Desde mi puesto y a
través de los cristales la veo saboreando el café en el bar de la esquina, con
su blusa morada y la falda negra apretada. Nerviosa, como si fuera su primera
vez.
Hace frío y la
imagino golpeando el suelo con el pie para entrar en calor, como siempre
ha venido sin abrigo.
Miro el reloj, si él
se retrasa, ella llegará tarde una vez más.
Por fin aparece su
coche y mientras el chofer le abre la puerta, baja y pasa delante del bar, mirando al
frente, elegante en su traje de sastre y consciente de que todas las
miradas están puestas en él.
Ella deja la taza y
sale a toda prisa, sabe que no lo puede perder.
En la puerta
giratoria cada uno en un gajo distinto, un saludo al conserje y directos hacia
mí.
—Buenos días, señor.
Señorita…
—Hola Pedro —dice
ella.
Él mira al suelo y
calla.
Las viejas puertas de
nogal rematadas con cantos de bronce se cierran tras ellos y mantengo el
ascensor suspendido en el aire para que el motor espere mis instrucciones de lo
que tiene que hacer.
Hace falta práctica,
créeme, no es fácil engañar al motor y conseguir que coma de tu mano, y así,
durante unos minutos, no existimos para nadie, estamos, los tres,
en una cuarta dimensión
Cierro los ojos y
tenso mi cuerpo, todo lo quiero vivir, percibir con los cinco sentidos, probar
lo que oiga y sentir la emoción en mi propia piel.
Le sonríe y sus ojos
de gata perdida no dan otra opción, lo sé, los he visto en acción tantas
veces....
Él se acerca y
le roza un botón.
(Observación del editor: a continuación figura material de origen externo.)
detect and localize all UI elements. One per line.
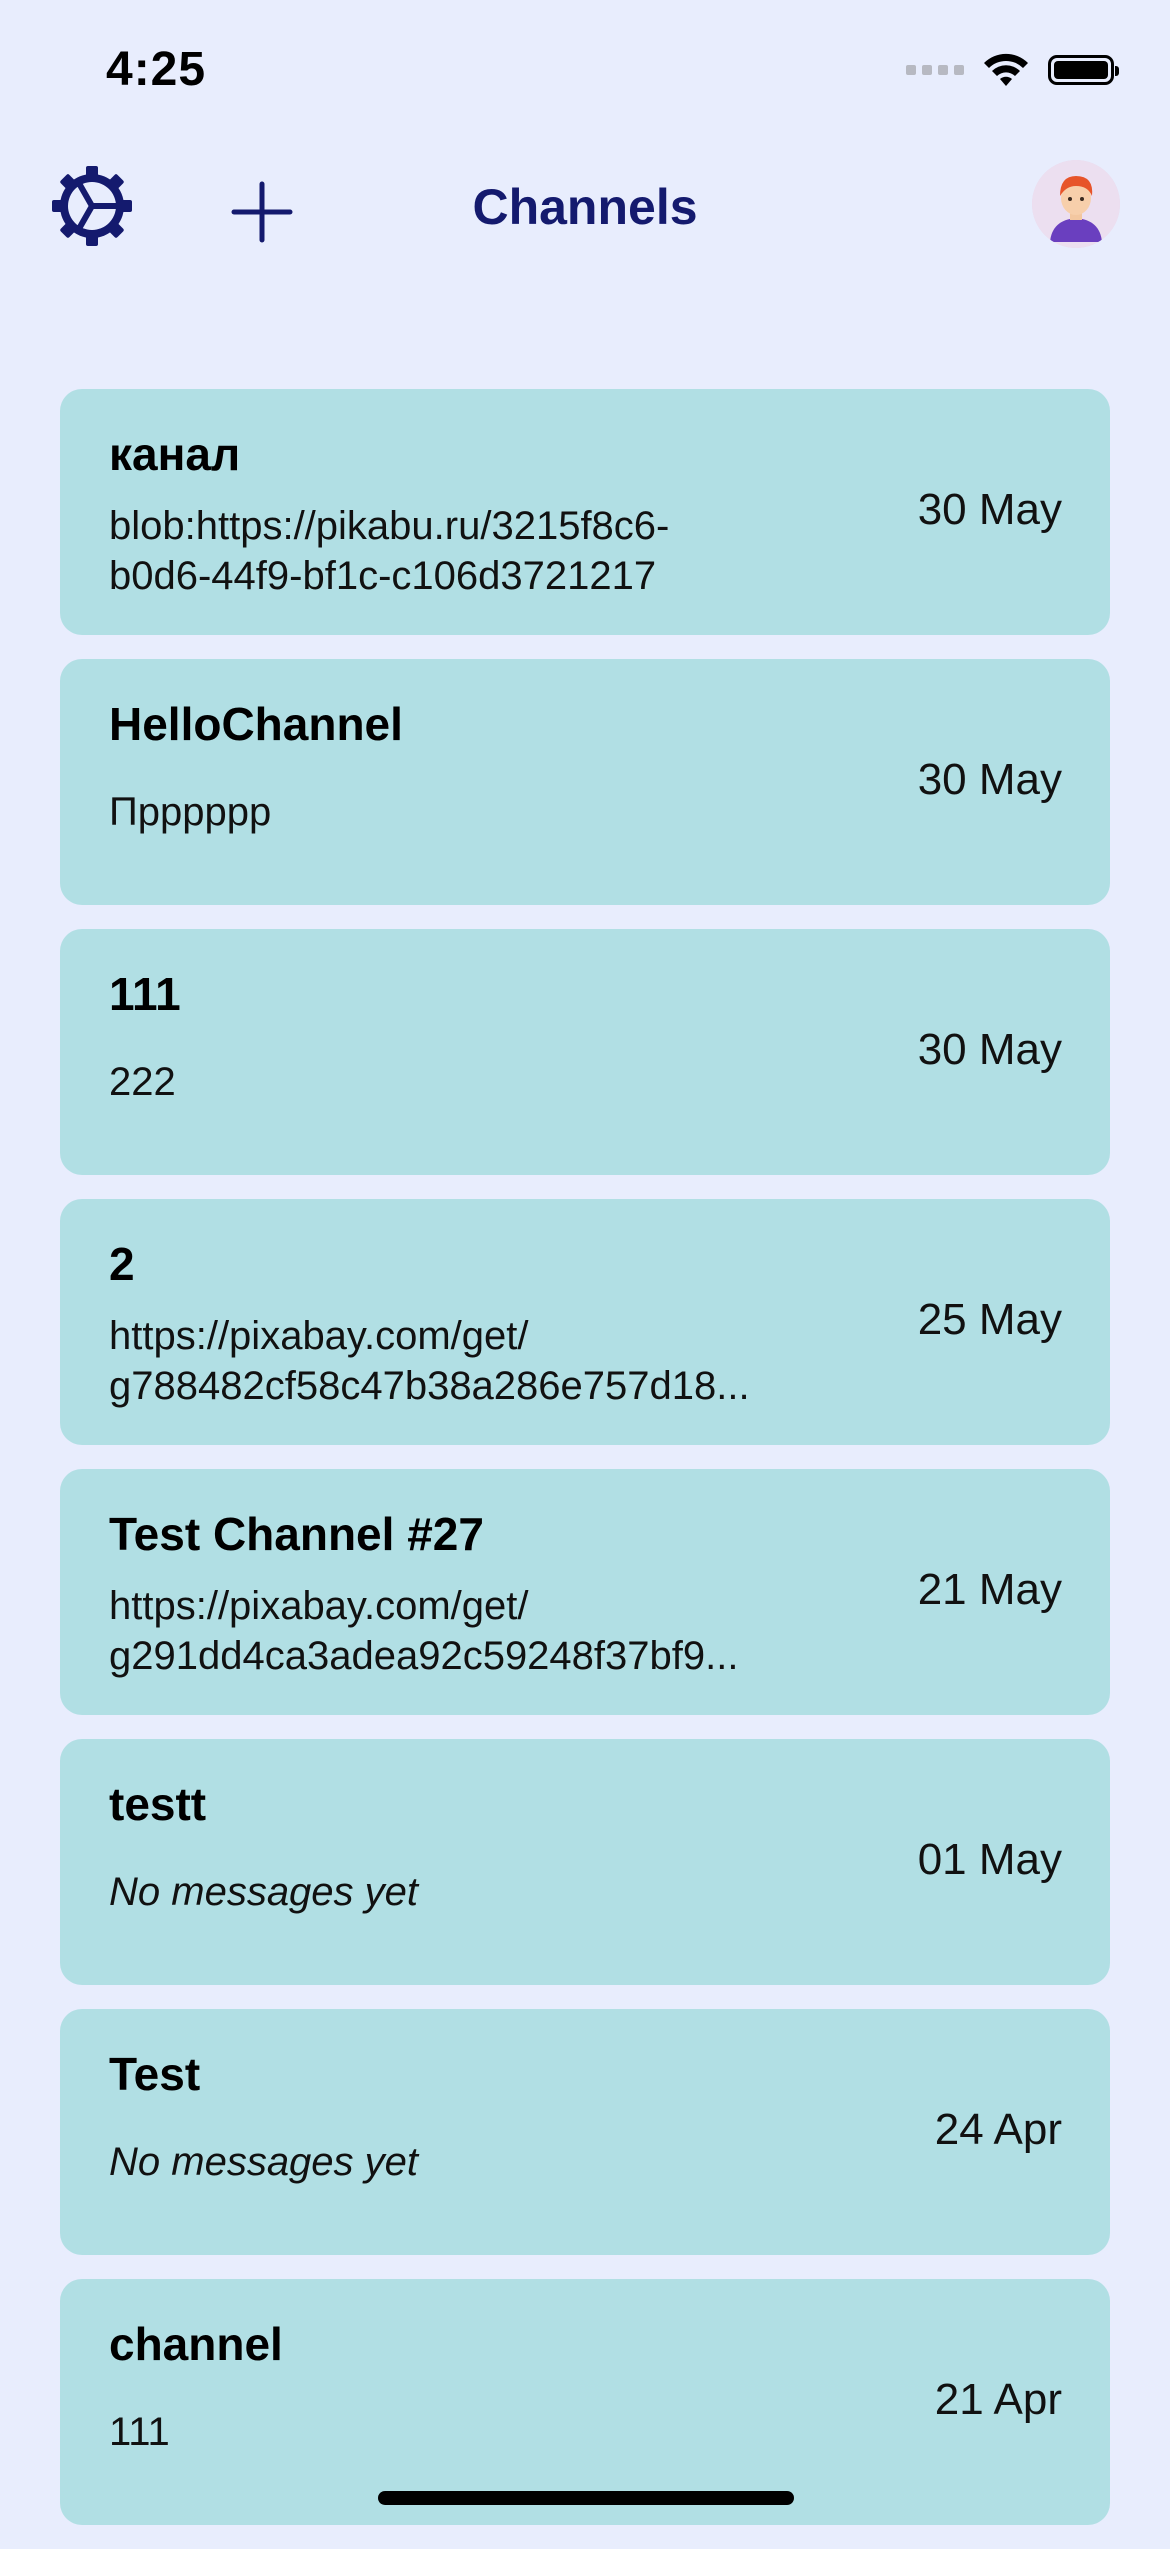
channel-name: Test (109, 2048, 201, 2100)
channel-date: 21 May (917, 1565, 1062, 1614)
page-title: Channels (472, 179, 698, 235)
channel-item[interactable]: 2 https://pixabay.com/get/ g788482cf58c4… (60, 1199, 1110, 1445)
channel-item[interactable]: 111 222 30 May (60, 929, 1110, 1175)
wifi-icon (984, 53, 1028, 86)
profile-avatar[interactable] (1032, 160, 1120, 248)
channel-last-message: No messages yet (109, 1870, 419, 1914)
channel-item[interactable]: канал blob:https://pikabu.ru/3215f8c6- b… (60, 389, 1110, 635)
status-bar: 4:25 (0, 0, 1170, 150)
cellular-signal-icon (906, 65, 964, 75)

La explosión de la blusa ajustada y el clamor que se
intuye al soltarse el broche que mantiene todo aquello en su sitio es el
punto crucial, el semáforo verde.
Sabemos que habrá
poco tiempo y él empieza a correr. El vello de punta y comparto su anhelo
bajo la falda ceñida mientras ella le para, sin nervio, la mano,
indicando tal vez hacia a mí.
La respiración es
cada vez más intensa, llenando, seguro, el espejo de vaho.
Me tiemblan las
piernas y el tiempo se acaba. Los jadeos se van acallando, el momento de fuego
va llegando a su fin, en mi frente el sudor se acumula en pequeñas gotitas que
limpio poniendo atención de no hacerlo notar.
Con el toque
estudiado el pequeño habitáculo empieza a temblar y doy marcha al motor,
simulando un peligro.
Subimos y un
gran ajetreo en la parte de atrás.
No consigo eludir la
sonrisa, siempre me ha encantado esta parte: cremalleras que cierran,
cinturones que aprietan, zapatos que entran y dignidades que vuelven a ocupar
su lugar. ¡Aquí no ha pasado nada!
La velocidad
disminuye y las puertas se vuelven a abrir, un billete de cincuenta
se desliza inconsciente en mi bolsillo izquierdo mientras el vicepresidente de
la A.U.T. sale en la planta seis, ajustando el peluquín en el centro de su
calva.
Ella permanece de
espaldas a mí y se arregla la horquilla del pelo, estira las medias y
endereza la falda torcida sonriendo a su imagen en el espejo.
Planta diez.
—Gracias, Pedro, como
siempre en el momento perfecto. ¡Qué haría yo sin ti! —Y sale despacio pasando
su dedo por mi nuca.
La
admiro alejarse en equilibrio perfecto sobre unos finos tacones de aguja
con ese particular movimiento de cadera que nunca podré
olvidar, si yo te contara...
Sonrío y
cerrando las puertas me apoyo
en el panel de madera que reviste mi “noble despacho”,
este es mi momento.
Noto su presencia, sé
que está ahí esperándome como todos los días y aprovecho el momento. Me acerco
al espejo y la veo, tomo aire y poyo mi boca en la marca de
labios perfecta dejada por ella, con amor verdadero, solo
para mí y después dejo limpio el espejo.